Afin de faire avancer la planification d'un transfert plus important de l'aide à l'Ukraine vers les États d'Europe et de discuter également de l'option mentionnée du déploiement d'une troupe européenne d'environ 40 000 soldats sur la ligne de démarcation russo-ukrainienne, le président ukrainien Zelensky est arrivé hier mercredi à Bruxelles. Zelensky y a rencontré, entre autres, son homologue français Macron et le secrétaire général de l'OTAN Mark Rutte.[14] Dans une interview hier mercredi, Zelensky a par ailleurs reconnu ouvertement que l'Ukraine n'avait pas assez de force militaire pour reconquérir ses territoires perdus.[15]

Le commandement de l'Ukraine par l'OTAN

Indépendamment de cela, une première étape a été franchie pour que le soutien à l'Ukraine repose davantage sur les épaules européennes : comme on l'a appris mardi, la coordination de l'aide militaire aux forces armées ukrainiennes a été transférée des Etats-Unis à l'OTAN - et donc à ses membres européens. Pour ce faire, l'alliance militaire occidentale a mis en place un nouveau poste de commandement appelé NATO Security Assistance and Training for Ukraine (NSATU). Elle est située dans les Clay Barracks à Wiesbaden, où se trouve également le quartier général de l'U.S. Army Europe and Africa (USAREUR-AF) - ce qui indique que les États-Unis restent étroitement impliqués dans les mesures de soutien à Kiev.[16] Mais le nouveau cadre offre une plus grande marge de manœuvre - et de plus grandes obligations - aux pays européens de l'OTAN, dont notamment la République fédérale.

 

[1] Constant Méheut : Russian Troops Advance to Within 3 Miles of Key Ukrainian Transit Hub. nytimes.com 12.12.2024.

[2] Rémy Ourdan : Le commandant en chef de l'armée ukrainienne, le général Oleksandr Syrsky, dresse le bilan d'une année de « combats intenses ». lemonde.fr 17.12.2024.

[3] L'Ukraine dit que la Russie a utilisé des troupes de Corée du Nord pour une 'offensive intensive' dans la région de Koursk. france24.com 17.12.2024.

[4] Samya Kullab, Volodymyr Yurchuk : La désertion menace de paralyser les forces de l'Ukraine à un moment crucial de sa guerre avec la Russie. apnews.com 29/11/2024.

[5] Marc Bennetts : Teenagers plan to flee as Kyiv faces pressure to call up the young. thetimes.com 05.12.2024.

[6] Stefan Korshak : High-Profile French-Trained Ukrainian Brigade Loses Commander Days Before Going to Combat Line. kyivpost.com 16.12.2024.

[7] Laurence Norman, Jane Lytvynenko, Stacy Meichtry : Trump to Europe : Overseeing a Ukraine Cease-Fire Would Be Your Job. wsj.com 13.12.2024.

[8] Stefan Locke, Michaela Wiegel, Matthias Wyssuwa : Rien au-dessus de nous. Frankfurter Allgemeine Zeitung 13.12.2024.

[9] Nicholas Vinocur, Laura Kayali, Clea Caulcutt, Veronika Melkozerova, Jan Cienski : La France, la Pologne pour discuter de la force de maintien de la paix en Ukraine. politico.eu 11.12.2024.

[10] Sofia Dreisbach, Matthias Wyssuwa : Trump et le plan pour mettre fin à la guerre en Ukraine.
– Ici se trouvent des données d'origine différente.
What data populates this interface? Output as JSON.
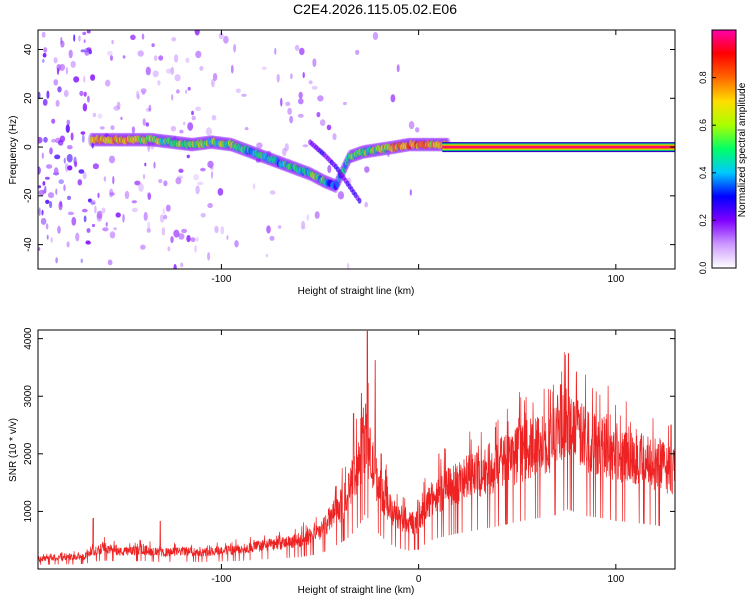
{
  "title": "C2E4.2026.115.05.02.E06",
  "chart_data": [
    {
      "type": "heatmap",
      "xlabel": "Height of straight line (km)",
      "ylabel": "Frequency (Hz)",
      "xlim": [
        -193,
        130
      ],
      "ylim": [
        -50,
        48
      ],
      "xticks": [
        -100,
        0,
        100
      ],
      "xtick_labels": [
        "-100",
        "",
        "100"
      ],
      "yticks": [
        -40,
        -20,
        0,
        20,
        40
      ],
      "ytick_labels": [
        "-40",
        "-20",
        "0",
        "20",
        "40"
      ],
      "grid": false,
      "colorbar": {
        "label": "Normalized spectral amplitude",
        "range": [
          0,
          1
        ],
        "ticks": [
          0.0,
          0.2,
          0.4,
          0.6,
          0.8
        ],
        "tick_labels": [
          "0.0",
          "0.2",
          "0.4",
          "0.6",
          "0.8"
        ],
        "colors": [
          "#ffffff",
          "#cc99ff",
          "#7f00ff",
          "#0000ff",
          "#00c8ff",
          "#00ff66",
          "#aaff00",
          "#ffdd00",
          "#ff6600",
          "#ff0000",
          "#ff00aa"
        ]
      },
      "ridge": {
        "x": [
          -166,
          -155,
          -145,
          -135,
          -125,
          -115,
          -105,
          -95,
          -85,
          -75,
          -65,
          -55,
          -48,
          -42,
          -35,
          -28,
          -20,
          -12,
          -5,
          0,
          5,
          10,
          15
        ],
        "y": [
          3,
          3,
          3,
          3,
          2,
          1,
          2,
          1,
          -2,
          -5,
          -8,
          -11,
          -14,
          -16,
          -4,
          -2,
          -1,
          0,
          1,
          1,
          1,
          1,
          1
        ],
        "amplitude": [
          0.7,
          0.75,
          0.65,
          0.6,
          0.5,
          0.55,
          0.5,
          0.55,
          0.45,
          0.4,
          0.45,
          0.5,
          0.45,
          0.35,
          0.5,
          0.55,
          0.6,
          0.7,
          0.75,
          0.75,
          0.7,
          0.65,
          0.6
        ]
      },
      "branch": {
        "x": [
          -55,
          -48,
          -42,
          -36,
          -30
        ],
        "y": [
          2,
          -3,
          -8,
          -15,
          -22
        ]
      },
      "carrier": {
        "x_start": 12,
        "x_end": 130,
        "y": 0,
        "amplitude": 0.95
      }
    },
    {
      "type": "line",
      "xlabel": "Height of straight line (km)",
      "ylabel": "SNR (10 * v/v)",
      "xlim": [
        -193,
        130
      ],
      "ylim": [
        0,
        4150
      ],
      "xticks": [
        -100,
        0,
        100
      ],
      "xtick_labels": [
        "-100",
        "0",
        "100"
      ],
      "yticks": [
        1000,
        2000,
        3000,
        4000
      ],
      "ytick_labels": [
        "1000",
        "2000",
        "3000",
        "4000"
      ],
      "grid": false,
      "series": [
        {
          "color": "#ee2222",
          "envelope": {
            "x": [
              -193,
              -180,
              -170,
              -160,
              -150,
              -140,
              -130,
              -120,
              -110,
              -100,
              -90,
              -80,
              -70,
              -60,
              -50,
              -45,
              -40,
              -35,
              -30,
              -27,
              -25,
              -23,
              -20,
              -15,
              -10,
              -5,
              0,
              5,
              10,
              20,
              30,
              40,
              50,
              60,
              70,
              75,
              80,
              85,
              90,
              100,
              110,
              120,
              130
            ],
            "y": [
              180,
              200,
              220,
              380,
              300,
              350,
              290,
              320,
              300,
              330,
              350,
              420,
              450,
              520,
              650,
              900,
              1100,
              1400,
              1900,
              2400,
              2100,
              1800,
              1500,
              1100,
              900,
              800,
              850,
              1200,
              1350,
              1550,
              1700,
              1850,
              2050,
              2200,
              2350,
              2600,
              2450,
              2300,
              2250,
              2100,
              2000,
              1900,
              1750
            ]
          },
          "spikes": [
            {
              "x": -26,
              "y": 4130
            },
            {
              "x": -29,
              "y": 3050
            },
            {
              "x": -22,
              "y": 3620
            },
            {
              "x": -33,
              "y": 2700
            },
            {
              "x": -165,
              "y": 880
            },
            {
              "x": -131,
              "y": 830
            },
            {
              "x": -19,
              "y": 2000
            },
            {
              "x": 76,
              "y": 3740
            },
            {
              "x": 80,
              "y": 3420
            },
            {
              "x": 72,
              "y": 3200
            },
            {
              "x": 128,
              "y": 2500
            }
          ]
        }
      ]
    }
  ]
}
Frankfurter Allgemeine Zeitung 14.12.2024.

[11] Voir à ce sujet Avec mandat de guerre.

[12] Christoph Schult : « Nous serons alors prêts à envoyer des troupes ». spiegel.de 13.12.2024.
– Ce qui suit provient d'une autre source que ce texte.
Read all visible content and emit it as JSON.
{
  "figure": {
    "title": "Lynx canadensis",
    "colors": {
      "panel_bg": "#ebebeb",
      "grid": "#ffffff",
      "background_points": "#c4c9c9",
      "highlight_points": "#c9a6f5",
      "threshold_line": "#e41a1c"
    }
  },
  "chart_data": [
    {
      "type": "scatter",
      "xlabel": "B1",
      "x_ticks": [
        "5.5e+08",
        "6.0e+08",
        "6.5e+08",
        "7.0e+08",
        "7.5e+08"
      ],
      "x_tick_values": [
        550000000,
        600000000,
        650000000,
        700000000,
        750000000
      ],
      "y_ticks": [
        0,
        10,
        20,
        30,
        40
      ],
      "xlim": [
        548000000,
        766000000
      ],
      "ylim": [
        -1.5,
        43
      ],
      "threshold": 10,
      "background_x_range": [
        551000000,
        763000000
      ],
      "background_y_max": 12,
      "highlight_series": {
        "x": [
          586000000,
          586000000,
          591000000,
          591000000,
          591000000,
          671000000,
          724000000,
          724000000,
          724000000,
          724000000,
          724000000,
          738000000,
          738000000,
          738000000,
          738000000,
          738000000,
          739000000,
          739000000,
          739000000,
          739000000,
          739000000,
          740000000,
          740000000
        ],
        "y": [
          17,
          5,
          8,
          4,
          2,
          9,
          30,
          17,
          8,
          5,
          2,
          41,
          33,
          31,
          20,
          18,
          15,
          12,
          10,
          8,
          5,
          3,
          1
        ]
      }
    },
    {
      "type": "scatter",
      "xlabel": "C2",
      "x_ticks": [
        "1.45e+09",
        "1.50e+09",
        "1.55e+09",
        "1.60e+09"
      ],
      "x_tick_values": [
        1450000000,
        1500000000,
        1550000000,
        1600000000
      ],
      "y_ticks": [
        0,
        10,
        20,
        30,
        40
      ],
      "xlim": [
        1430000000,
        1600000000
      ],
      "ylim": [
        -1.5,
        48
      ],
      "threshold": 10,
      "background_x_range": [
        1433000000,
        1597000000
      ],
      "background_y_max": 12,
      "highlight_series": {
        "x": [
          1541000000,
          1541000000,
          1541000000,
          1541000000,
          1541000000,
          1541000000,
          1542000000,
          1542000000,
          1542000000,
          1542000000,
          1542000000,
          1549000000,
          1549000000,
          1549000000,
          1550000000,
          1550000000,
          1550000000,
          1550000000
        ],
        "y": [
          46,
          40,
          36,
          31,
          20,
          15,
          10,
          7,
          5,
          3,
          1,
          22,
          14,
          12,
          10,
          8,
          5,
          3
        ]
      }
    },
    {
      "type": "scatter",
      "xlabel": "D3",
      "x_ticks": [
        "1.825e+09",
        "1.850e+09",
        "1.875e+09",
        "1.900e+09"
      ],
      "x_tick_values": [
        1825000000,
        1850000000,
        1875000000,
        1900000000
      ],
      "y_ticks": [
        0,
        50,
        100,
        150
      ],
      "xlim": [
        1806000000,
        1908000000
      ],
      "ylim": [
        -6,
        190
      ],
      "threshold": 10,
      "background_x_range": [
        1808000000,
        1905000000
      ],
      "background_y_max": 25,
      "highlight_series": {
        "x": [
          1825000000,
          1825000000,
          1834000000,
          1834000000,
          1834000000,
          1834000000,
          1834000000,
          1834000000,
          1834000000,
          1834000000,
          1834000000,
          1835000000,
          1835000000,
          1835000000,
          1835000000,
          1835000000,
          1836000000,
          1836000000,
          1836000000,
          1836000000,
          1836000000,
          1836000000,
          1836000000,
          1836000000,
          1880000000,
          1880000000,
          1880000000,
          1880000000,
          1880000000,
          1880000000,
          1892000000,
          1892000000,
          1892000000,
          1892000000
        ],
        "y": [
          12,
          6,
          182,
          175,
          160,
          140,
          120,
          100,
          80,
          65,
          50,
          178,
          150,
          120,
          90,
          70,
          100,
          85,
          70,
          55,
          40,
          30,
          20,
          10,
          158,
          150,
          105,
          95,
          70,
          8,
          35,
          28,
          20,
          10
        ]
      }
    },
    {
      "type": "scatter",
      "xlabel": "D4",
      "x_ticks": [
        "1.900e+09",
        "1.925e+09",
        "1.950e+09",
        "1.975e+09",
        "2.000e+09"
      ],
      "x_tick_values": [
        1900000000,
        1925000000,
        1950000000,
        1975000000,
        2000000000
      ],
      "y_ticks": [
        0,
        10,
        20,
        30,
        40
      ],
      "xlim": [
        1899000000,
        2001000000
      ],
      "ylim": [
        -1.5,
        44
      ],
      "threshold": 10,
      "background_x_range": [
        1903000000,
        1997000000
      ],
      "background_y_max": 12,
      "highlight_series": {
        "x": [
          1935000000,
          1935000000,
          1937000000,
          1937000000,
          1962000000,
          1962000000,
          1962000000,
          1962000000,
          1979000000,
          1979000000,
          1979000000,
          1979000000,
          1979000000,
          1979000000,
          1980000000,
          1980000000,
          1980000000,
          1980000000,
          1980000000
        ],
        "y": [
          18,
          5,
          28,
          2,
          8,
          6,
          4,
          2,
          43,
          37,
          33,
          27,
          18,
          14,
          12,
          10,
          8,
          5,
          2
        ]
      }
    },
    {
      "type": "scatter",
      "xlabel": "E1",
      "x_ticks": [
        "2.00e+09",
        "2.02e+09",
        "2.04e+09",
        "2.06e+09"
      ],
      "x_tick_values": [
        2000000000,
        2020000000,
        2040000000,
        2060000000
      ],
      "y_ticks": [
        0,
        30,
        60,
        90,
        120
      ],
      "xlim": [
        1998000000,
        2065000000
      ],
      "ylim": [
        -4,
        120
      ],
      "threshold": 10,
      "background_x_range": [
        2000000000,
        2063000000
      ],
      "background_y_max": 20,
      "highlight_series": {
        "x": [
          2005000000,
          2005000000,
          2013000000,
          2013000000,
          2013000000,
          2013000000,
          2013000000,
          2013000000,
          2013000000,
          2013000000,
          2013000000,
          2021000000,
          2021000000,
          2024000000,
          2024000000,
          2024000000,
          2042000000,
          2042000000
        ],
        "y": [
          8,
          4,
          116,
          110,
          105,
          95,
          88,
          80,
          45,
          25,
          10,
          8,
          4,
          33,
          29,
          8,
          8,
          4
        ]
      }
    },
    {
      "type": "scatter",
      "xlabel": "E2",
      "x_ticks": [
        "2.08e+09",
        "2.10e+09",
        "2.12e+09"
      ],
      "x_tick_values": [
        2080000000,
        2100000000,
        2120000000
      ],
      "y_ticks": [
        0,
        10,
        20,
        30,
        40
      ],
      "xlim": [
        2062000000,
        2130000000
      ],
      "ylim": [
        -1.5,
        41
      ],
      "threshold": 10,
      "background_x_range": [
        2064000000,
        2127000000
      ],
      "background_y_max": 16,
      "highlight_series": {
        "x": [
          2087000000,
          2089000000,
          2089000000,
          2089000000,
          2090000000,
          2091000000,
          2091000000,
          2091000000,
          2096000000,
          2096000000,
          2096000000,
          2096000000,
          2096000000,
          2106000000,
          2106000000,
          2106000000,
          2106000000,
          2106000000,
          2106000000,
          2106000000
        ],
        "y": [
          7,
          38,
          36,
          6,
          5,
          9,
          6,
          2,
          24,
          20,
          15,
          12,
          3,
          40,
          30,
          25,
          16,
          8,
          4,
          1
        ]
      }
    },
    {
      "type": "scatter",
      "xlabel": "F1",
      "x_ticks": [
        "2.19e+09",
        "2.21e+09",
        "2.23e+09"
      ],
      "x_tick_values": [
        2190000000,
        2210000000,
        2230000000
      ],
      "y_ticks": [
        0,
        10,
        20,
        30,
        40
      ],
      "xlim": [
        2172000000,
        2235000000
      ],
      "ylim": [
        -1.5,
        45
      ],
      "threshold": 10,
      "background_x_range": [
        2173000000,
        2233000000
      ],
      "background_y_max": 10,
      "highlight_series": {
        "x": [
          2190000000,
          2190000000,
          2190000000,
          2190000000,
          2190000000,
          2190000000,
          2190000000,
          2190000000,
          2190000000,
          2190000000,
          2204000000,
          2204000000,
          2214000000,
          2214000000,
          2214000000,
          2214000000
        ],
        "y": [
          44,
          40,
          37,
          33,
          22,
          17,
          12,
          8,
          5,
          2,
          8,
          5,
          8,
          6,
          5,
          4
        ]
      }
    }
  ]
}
[13] Comment fonctionnent les Allemands : la guerre en Ukraine va-t-elle décider des élections fédérales ? theeuropean.de 15.12.2024.
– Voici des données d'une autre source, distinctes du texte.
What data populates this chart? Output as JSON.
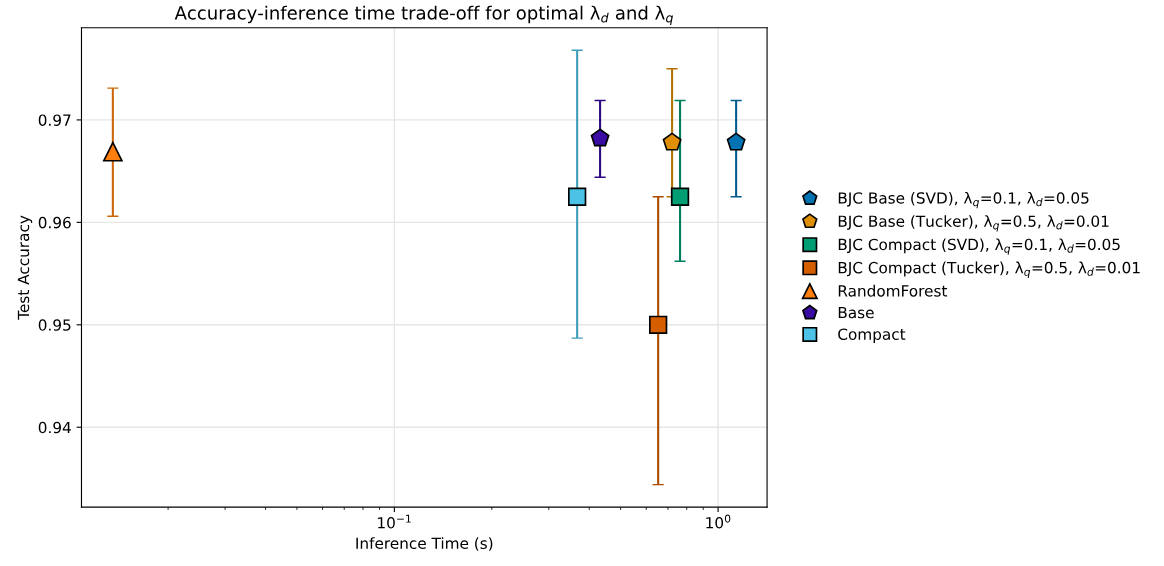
{
  "chart_data": {
    "type": "scatter",
    "title": "Accuracy-inference time trade-off for optimal λ$_{d}$ and λ$_{q}$",
    "xlabel": "Inference Time (s)",
    "ylabel": "Test Accuracy",
    "log": "x",
    "xlim": [
      0.0108,
      1.417
    ],
    "xticks": [
      {
        "value": 0.1,
        "label": "10$^{−1}$"
      },
      {
        "value": 1,
        "label": "10$^{0}$"
      }
    ],
    "ylim": [
      0.9322,
      0.979
    ],
    "yticks": [
      0.94,
      0.95,
      0.96,
      0.97
    ],
    "grid": true,
    "legend": "right",
    "series": [
      {
        "name": "BJC Base (SVD), λ$_{q}$=0.1, λ$_{d}$=0.05",
        "color": "#0173b2",
        "x": [
          1.137
        ],
        "values": [
          0.9678
        ],
        "errors": [
          [
            0.9625,
            0.9719
          ]
        ]
      },
      {
        "name": "BJC Base (Tucker), λ$_{q}$=0.5, λ$_{d}$=0.01",
        "color": "#de8f05",
        "x": [
          0.721
        ],
        "values": [
          0.9678
        ],
        "errors": [
          [
            0.9625,
            0.975
          ]
        ]
      },
      {
        "name": "BJC Compact (SVD), λ$_{q}$=0.1, λ$_{d}$=0.05",
        "color": "#029e73",
        "marker": "square",
        "x": [
          0.763
        ],
        "values": [
          0.9625
        ],
        "errors": [
          [
            0.9562,
            0.9719
          ]
        ]
      },
      {
        "name": "BJC Compact (Tucker), λ$_{q}$=0.5, λ$_{d}$=0.01",
        "color": "#d55e00",
        "marker": "square",
        "x": [
          0.653
        ],
        "values": [
          0.95
        ],
        "errors": [
          [
            0.9344,
            0.9625
          ]
        ]
      },
      {
        "name": "RandomForest",
        "color": "#ff7f0e",
        "marker": "triangle",
        "x": [
          0.0135
        ],
        "values": [
          0.9669
        ],
        "errors": [
          [
            0.9606,
            0.9731
          ]
        ]
      },
      {
        "name": "Base",
        "color": "#3a0ca3",
        "x": [
          0.432
        ],
        "values": [
          0.9682
        ],
        "errors": [
          [
            0.9644,
            0.9719
          ]
        ]
      },
      {
        "name": "Compact",
        "color": "#4cc3e6",
        "marker": "square",
        "x": [
          0.367
        ],
        "values": [
          0.9625
        ],
        "errors": [
          [
            0.9487,
            0.9768
          ]
        ]
      }
    ]
  }
}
[14] Ukraine : Volodymyr Zelensky rencontre les dirigeants européens à Bruxelles. fr.euronews.com 18.12.2024.

[15] Arpan Rai, Tom Watling : Ukraine-Russie war latest : Zelensky admet que les troupes ne peuvent pas reprendre Donetsk quand Kyiv dévoile l'arme laser Trident. uk.news.yahoo.com 18.12.2014.

[16] L'OTAN prend le relais de la coordination de l'aide militaire à Kyiv de la part des USA, source says. reuters.com 17/12/2024. Voir aussi Commandement de l'Ukraine à Wiesbaden.